Study offers four options for fate of GSA warehouses

Study offers four options for fate of GSA warehouses

ksaldarini@govexec.com

A independent contractor has completed a study looking at ways to improve the financial condition of the General Services Administration's Federal Supply Service warehouse system, the commissioner of FSS told agency employees this week. The study brings GSA one step closer toward making a decision on the fate of the warehouses and the 2,000 employees who work in them.

In January, GSA hired an outside consultant to review the financial health of its supply warehouses. GSA last summer announced it would close the eight warehouses in FSS's stock program. The American Federation of Government Employees has been fighting that decision ever since, and convinced GSA Administrator David Barram to hold off on the closures until an independent study of the warehouses' future was completed.

The study, produced by consultants from the Logistics Management Institute of McLean, Va., analyzed the GSA stock program and presented four options for making it more efficient and financially solvent.

The first option, called "a more efficient status quo," recommends ways of improving the current stock program without closing any facilities. The second option involves closing one or more of the warehouses while streamlining program operations. Option three would contract out some of the work to a private vendor, and the fourth option is to close all of the warehouses.

Both parties acknowledge that the report is not the final word on the fate of the stock program.

"The study lays our four general alternatives and says what to look at when comparing them. There's an infinite number of variations. What the parties need to come to an agreement on is the best variation," said AFGE spokesman Phil Kete.

In a memo to GSA employees, Federal Supply Service Commissioner Frank Pugliese also said GSA might choose a course of action not included among the four options.

One solution not listed, for example, is a staged change, in which warehouse facilities are shut down over a period of years, Kete said.

Options three and four involve outsourcing under Office of Management and Budget Circular A-76, a time-consuming alternative Kete says GSA probably wouldn't want to deal with.

AFGE officials believe the final decision will likely fall somewhere within options one and two, because the stock program has a lot of inefficiencies that could be corrected. "It is pretty clear to us that the savings necessary to make the stock program viable are achievable. We are not insisting necessarily that all eight facilities remain open," Kete said.

Pugliese did not indicate any leanings toward a particular option, but said "the analysis leaves no doubt that substantial, durable and long-term changes must be made, likely through some combined approach or variation of the alternatives."
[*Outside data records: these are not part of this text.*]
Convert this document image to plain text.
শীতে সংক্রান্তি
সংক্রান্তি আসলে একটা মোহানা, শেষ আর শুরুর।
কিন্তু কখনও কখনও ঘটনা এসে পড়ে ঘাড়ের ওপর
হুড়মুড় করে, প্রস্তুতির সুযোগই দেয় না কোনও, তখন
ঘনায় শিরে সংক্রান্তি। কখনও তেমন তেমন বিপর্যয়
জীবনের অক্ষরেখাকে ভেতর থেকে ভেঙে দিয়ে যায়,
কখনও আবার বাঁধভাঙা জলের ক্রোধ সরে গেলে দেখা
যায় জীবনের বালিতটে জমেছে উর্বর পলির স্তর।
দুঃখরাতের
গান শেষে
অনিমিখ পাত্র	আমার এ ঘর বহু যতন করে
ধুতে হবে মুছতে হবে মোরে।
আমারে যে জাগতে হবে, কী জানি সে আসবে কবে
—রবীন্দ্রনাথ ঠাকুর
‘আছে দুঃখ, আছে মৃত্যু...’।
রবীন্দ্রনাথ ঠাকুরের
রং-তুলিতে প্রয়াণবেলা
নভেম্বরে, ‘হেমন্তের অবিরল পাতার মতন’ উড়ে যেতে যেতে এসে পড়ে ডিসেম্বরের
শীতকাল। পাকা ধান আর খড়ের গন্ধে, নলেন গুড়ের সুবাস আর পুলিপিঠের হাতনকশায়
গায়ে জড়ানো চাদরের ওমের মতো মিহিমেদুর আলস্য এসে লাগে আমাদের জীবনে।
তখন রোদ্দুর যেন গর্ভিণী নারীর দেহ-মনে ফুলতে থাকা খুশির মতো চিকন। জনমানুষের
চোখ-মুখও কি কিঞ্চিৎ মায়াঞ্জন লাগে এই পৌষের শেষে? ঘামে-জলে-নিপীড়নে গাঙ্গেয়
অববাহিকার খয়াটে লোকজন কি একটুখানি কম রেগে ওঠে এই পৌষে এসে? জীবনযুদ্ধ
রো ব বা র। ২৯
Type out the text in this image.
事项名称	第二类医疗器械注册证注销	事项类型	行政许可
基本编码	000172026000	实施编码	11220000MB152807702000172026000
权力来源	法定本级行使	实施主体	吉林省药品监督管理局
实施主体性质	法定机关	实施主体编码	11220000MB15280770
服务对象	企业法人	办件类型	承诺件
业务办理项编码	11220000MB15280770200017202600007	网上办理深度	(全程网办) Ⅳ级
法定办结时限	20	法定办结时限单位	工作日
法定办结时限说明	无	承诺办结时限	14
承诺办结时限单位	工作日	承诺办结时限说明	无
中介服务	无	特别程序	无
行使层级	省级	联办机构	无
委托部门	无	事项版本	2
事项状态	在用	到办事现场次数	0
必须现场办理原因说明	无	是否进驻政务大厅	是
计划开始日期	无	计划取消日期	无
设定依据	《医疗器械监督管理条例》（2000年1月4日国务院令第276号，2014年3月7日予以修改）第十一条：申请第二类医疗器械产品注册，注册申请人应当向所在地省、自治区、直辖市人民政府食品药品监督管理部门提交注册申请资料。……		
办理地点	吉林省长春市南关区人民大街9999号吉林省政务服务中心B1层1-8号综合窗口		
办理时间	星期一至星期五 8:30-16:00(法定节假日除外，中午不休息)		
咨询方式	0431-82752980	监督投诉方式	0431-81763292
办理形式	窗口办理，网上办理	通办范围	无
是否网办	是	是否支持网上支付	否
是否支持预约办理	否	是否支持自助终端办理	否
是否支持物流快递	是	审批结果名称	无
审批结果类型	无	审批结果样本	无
Discussions between the two parties have come a long way since last July, when GSA announced it was shutting down the warehouses and AFGE filed an unfair labor practice charge with the Federal Labor Relations Authority.

GSA is no longer insisting on a total warehouse shutdown, and Kete said discussions are, "at the moment, consistent with partnership."

"It's a big change from last summer. Now, there seems to be recognition that the stock program can be improved," Kete said. He cautioned, however, that "partnership is as partnership does," indicating that the relationship between the two parties still hinges on what happens to the warehouses.

Pugliese pledged to work with employee unions "to ensure GSA employees and their interests are carefully considered throughout the development of any final plan on the future of GSA's supply system."